Alma llegó una mañana cálida de invierno después de viajar por medio continente huyendo, como ave, del frío ártico. Cargada de enseres y zarrapastrosa aterrizó en la placidez hiemal de aquella plaza del sur, llena de verdes y ocres, protegida de los vientos por elevados edificios, con una docena de bancos distribuidos en su perímetro circunvalando un monumento ubicada en el espacio central.

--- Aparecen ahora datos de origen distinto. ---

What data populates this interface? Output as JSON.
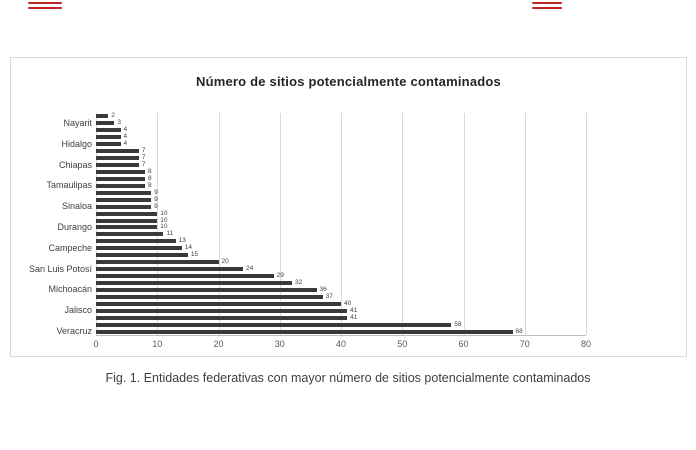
{
  "page": {
    "caption": "Fig. 1. Entidades federativas con mayor número de sitios potencialmente contaminados"
  },
  "decor": {
    "red_mark_color": "#c22323"
  },
  "chart_data": {
    "type": "bar",
    "orientation": "horizontal",
    "title": "Número de sitios potencialmente contaminados",
    "categories": [
      "",
      "Nayarit",
      "",
      "",
      "Hidalgo",
      "",
      "",
      "Chiapas",
      "",
      "",
      "Tamaulipas",
      "",
      "",
      "Sinaloa",
      "",
      "",
      "Durango",
      "",
      "",
      "Campeche",
      "",
      "",
      "San Luis Potosí",
      "",
      "",
      "Michoacán",
      "",
      "",
      "Jalisco",
      "",
      "",
      "Veracruz"
    ],
    "values": [
      2,
      3,
      4,
      4,
      4,
      7,
      7,
      7,
      8,
      8,
      8,
      9,
      9,
      9,
      10,
      10,
      10,
      11,
      13,
      14,
      15,
      20,
      24,
      29,
      32,
      36,
      37,
      40,
      41,
      41,
      58,
      68
    ],
    "xlabel": "",
    "ylabel": "",
    "xlim": [
      0,
      80
    ],
    "xticks": [
      0,
      10,
      20,
      30,
      40,
      50,
      60,
      70,
      80
    ],
    "grid": true,
    "legend": "none",
    "bar_color": "#3a3a3a",
    "value_labels_visible": true
  }
}
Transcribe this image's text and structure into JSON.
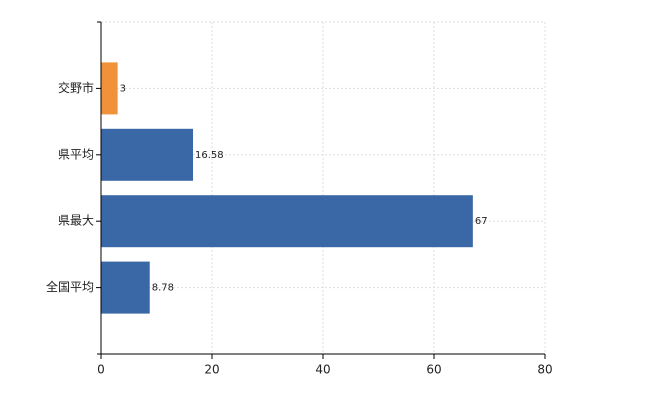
{
  "chart_data": {
    "type": "hbar",
    "categories": [
      "交野市",
      "県平均",
      "県最大",
      "全国平均"
    ],
    "values": [
      3,
      16.58,
      67,
      8.78
    ],
    "colors": [
      "#f0923a",
      "#3a68a6",
      "#3a68a6",
      "#3a68a6"
    ],
    "xlim": [
      0,
      80
    ],
    "xticks": [
      0,
      20,
      40,
      60,
      80
    ],
    "grid": true
  }
}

La mujer miró aquella mole de piedra y acero levantada en
honor a las personas errantes y comprendió que ese era su sitio. Lo celebró bebiendo
a morro media botella de vodka.
Al principio su estancia en la plazoleta fue una anécdota
referida solo en el vecindario similar a la de otras gentes que pululaban por
el lugar, paraban unas horas y dejaban papelitos con mensajes en la enorme
pieza escultórica.
En el caso de Alma, a medida que el fenómeno avanzó, el
problema alcanzó niveles épicos de epopeya urbana y la situación despertó el
interés de gran parte de la sociedad poco acostumbrada a ese tipo de espectáculo,
mientras la nómada seguía cantando a las tres de la madrugada, orinando en el basamento
monumental o llamando la atención a todo el que pasaba por su órbita, en
especial los gobernantes, autoridades policiales o cualquier otra persona con ostensión
de poder.
La junta local de seguridad se reunió para aportar soluciones
a tan desdichado suceso, mientras Alma se acogía al derecho constitucional del deambular
libremente por los espacios públicos, algo que ningún juez podía dictaminar en
su contra.
Un funcionario tuvo la feliz idea para acabar con tan
infortunado acontecimiento de eliminar los asientos de la plazuela para que no pudiera
dormir en ellos. La mendiga, entonces resolvió cabecear y refugiarse en la
arboleda, por lo que zanjaron que los arboles fueran cortados.
Alma decidió, ante eso, pernoctar en el escultórico homenaje
a los peregrinantes lo que provocó que, a los pocos días, también fue retirada
toda la estructura de hierros y hormigón, a la espera de una reposición en
fechas más propicias.
La mendicante, impertérrita, se guareció en los soportales
de las construcciones que decidieron derribar ante su persistente presencia.
Sobre las baldosas del suelo dormía Alma que comprobaba
como, con cada despertar, había menos losetas, provocando la desaparición paulatina
de la zona que pasó a ser solamente un recuerdo en la memoria colectiva de la
ciudad.
Y, a día de hoy, allí continúa Alma, robusta y llena de
corporeidad, con sus cacharros y su casa caracol edificada con cartones, igual
que un oso polar en la inmensidad de la nada blanca.